I’m sure you’ve been in situations where you’ve had to keep it together and show your best face despite feeling like total shit. Maybe someone made you angry at a work meeting and you had to hold your tongue. Maybe one of your in-laws did something offensive and you couldn’t tear them a new one at the dinner table (or dump a glass of red wine in their lap). It’s no fun and you feel like crap afterward. That is the genre of crap you’re getting at home.
Your daughter is still building the brain structures that help her regulate her emotion. After a long day of keeping herself in check, she needs to blow off some steam. She does that in the safest place she knows: home. Why is she losing it around you? Because she knows that you’re going to love her no matter what. She trusts that while you may get frustrated, you’re not going to disown her or stop loving her. It a sign you’re a good dad that shows his affection. How cool is that?
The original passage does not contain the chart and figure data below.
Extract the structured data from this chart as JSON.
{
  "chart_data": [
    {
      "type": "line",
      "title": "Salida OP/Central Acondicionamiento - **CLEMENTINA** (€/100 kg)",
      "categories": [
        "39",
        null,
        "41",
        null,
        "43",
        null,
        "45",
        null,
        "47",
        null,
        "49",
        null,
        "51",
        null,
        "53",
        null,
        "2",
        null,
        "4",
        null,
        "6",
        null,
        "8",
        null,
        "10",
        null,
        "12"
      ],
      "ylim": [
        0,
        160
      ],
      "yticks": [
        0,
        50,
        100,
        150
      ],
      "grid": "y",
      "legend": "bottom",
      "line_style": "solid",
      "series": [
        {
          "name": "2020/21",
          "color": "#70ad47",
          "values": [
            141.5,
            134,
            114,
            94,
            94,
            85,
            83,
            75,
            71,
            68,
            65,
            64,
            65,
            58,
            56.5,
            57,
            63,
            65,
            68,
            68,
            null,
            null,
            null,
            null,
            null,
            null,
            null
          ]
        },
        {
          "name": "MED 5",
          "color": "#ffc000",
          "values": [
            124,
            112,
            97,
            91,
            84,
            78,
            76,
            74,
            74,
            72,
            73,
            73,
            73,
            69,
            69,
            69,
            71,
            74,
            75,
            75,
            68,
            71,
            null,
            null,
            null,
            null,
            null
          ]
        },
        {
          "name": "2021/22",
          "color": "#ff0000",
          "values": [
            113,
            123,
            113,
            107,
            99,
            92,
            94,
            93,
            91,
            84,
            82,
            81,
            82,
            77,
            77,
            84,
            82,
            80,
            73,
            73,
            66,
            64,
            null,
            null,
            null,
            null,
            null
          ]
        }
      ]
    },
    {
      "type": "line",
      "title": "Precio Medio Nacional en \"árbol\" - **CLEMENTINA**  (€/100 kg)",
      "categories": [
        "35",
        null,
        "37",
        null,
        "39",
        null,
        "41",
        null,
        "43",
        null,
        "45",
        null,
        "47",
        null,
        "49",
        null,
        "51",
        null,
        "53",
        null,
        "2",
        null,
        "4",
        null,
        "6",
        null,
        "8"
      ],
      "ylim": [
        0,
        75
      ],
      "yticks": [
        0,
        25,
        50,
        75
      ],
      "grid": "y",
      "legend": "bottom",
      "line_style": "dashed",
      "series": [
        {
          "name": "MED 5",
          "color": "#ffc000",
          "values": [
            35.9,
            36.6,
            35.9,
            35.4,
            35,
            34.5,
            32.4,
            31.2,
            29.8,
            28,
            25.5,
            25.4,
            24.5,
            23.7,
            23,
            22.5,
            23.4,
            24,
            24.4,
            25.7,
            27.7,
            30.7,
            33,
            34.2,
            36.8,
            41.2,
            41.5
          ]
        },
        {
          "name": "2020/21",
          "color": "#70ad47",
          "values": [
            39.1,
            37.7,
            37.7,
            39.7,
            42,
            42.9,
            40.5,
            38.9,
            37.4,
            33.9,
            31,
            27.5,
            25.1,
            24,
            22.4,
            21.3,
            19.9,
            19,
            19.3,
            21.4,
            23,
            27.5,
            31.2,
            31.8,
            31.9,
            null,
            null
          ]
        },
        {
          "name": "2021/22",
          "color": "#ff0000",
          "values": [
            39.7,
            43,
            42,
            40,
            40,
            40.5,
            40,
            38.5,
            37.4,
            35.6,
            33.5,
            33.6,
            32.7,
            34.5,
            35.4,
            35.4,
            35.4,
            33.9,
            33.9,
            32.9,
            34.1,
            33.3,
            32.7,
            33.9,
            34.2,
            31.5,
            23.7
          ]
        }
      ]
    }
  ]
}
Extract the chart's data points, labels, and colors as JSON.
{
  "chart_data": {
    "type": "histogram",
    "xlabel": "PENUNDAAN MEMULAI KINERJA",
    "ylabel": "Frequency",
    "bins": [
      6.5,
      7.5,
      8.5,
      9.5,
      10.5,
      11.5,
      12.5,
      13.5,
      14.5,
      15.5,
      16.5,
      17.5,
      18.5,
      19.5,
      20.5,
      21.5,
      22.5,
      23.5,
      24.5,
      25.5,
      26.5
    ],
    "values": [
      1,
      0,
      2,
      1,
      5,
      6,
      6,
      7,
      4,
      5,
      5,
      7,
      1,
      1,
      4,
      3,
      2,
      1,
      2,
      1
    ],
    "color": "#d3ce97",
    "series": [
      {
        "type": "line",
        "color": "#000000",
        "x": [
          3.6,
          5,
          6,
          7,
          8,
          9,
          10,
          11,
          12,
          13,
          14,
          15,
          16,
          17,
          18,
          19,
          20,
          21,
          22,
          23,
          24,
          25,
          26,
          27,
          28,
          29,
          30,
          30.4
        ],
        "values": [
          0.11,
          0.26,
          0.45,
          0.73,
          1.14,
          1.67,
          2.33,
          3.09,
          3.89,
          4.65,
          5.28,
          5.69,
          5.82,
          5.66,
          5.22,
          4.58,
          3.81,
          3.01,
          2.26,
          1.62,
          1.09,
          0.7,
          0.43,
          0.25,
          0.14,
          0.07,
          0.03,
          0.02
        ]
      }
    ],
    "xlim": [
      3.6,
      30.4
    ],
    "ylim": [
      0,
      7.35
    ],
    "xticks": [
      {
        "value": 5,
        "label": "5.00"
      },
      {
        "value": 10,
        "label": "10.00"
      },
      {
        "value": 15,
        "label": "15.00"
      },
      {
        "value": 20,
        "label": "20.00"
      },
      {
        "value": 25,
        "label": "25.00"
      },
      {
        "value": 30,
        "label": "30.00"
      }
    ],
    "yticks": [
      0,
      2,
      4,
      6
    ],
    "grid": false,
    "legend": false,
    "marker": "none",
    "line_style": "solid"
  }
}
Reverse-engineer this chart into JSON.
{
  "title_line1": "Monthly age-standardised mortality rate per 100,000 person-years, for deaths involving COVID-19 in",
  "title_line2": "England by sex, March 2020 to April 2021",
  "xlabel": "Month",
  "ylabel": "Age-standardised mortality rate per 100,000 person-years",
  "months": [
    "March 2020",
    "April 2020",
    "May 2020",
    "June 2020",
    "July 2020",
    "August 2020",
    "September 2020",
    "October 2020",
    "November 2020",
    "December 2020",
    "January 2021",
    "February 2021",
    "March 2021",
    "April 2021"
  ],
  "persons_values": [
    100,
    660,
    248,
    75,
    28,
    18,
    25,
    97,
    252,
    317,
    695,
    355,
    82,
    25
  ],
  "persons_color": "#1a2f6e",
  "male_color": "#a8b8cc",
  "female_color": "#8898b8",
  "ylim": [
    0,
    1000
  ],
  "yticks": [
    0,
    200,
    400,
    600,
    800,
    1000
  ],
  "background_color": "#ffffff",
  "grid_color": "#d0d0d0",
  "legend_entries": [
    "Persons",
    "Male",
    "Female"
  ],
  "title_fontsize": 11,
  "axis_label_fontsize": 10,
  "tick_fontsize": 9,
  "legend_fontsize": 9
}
Sure, it’s a pain in the ass, but luckily you can help her transition home be a bit more mellow. One way to do that is to have some kind of getting home routine or ritual that she knows to expect every day. That could be a happy dance, or a song or a set of activities that mark the change from school to home — we put away our shoes, put up our bag, wash our hands and have a snack. Done consistently and with smiles, it can get the evening off to a better and more certain start and help her feel grounded in her safe place. Which, by the way, you helped create. Good on you, man.
I’m not a fan of fart jokes. I think they are dumb and gross. That said, I have two boys who love farts. I even caught them farting in each other’s faces and laughing like idiots the other day. Why do they think farts are so funny and how can I make them cool it with the farts and fart jokes.
Los Angeles, California
C’mon, Geoff. Remove the stick from your ass. Farts are clearly funny. Your disdain for farts is ridiculous and your desire to squeeze the obvious fun out of flatulence suggests you’re in danger of raising humorless kids. Don’t be that guy.
Here’s the TL;DR version of my feedback: You can’t decide farts and fart jokes are not funny anymore than you can decide that rocks should float. What you can try to do is place boundaries around your children’s joy. I wouldn’t recommend it, but you can employ a two-fold strategy. First, don’t engage. Disgust is just egging them on. Second, emphasize context. Even though you’re clearly not a fun guy, you must admit that are forums for fart jokes that make sense. Explain this to your boys. Don’t just bark at them and hope things change.
Look. Your boys are interested in farts because farts are interesting. They are figuring out how their bodies work. They are engaging in curiosity and humor and social boundary testing. This is all good stuff. You just have to relax, Geoff. Let it go. Live a little. Fart a little.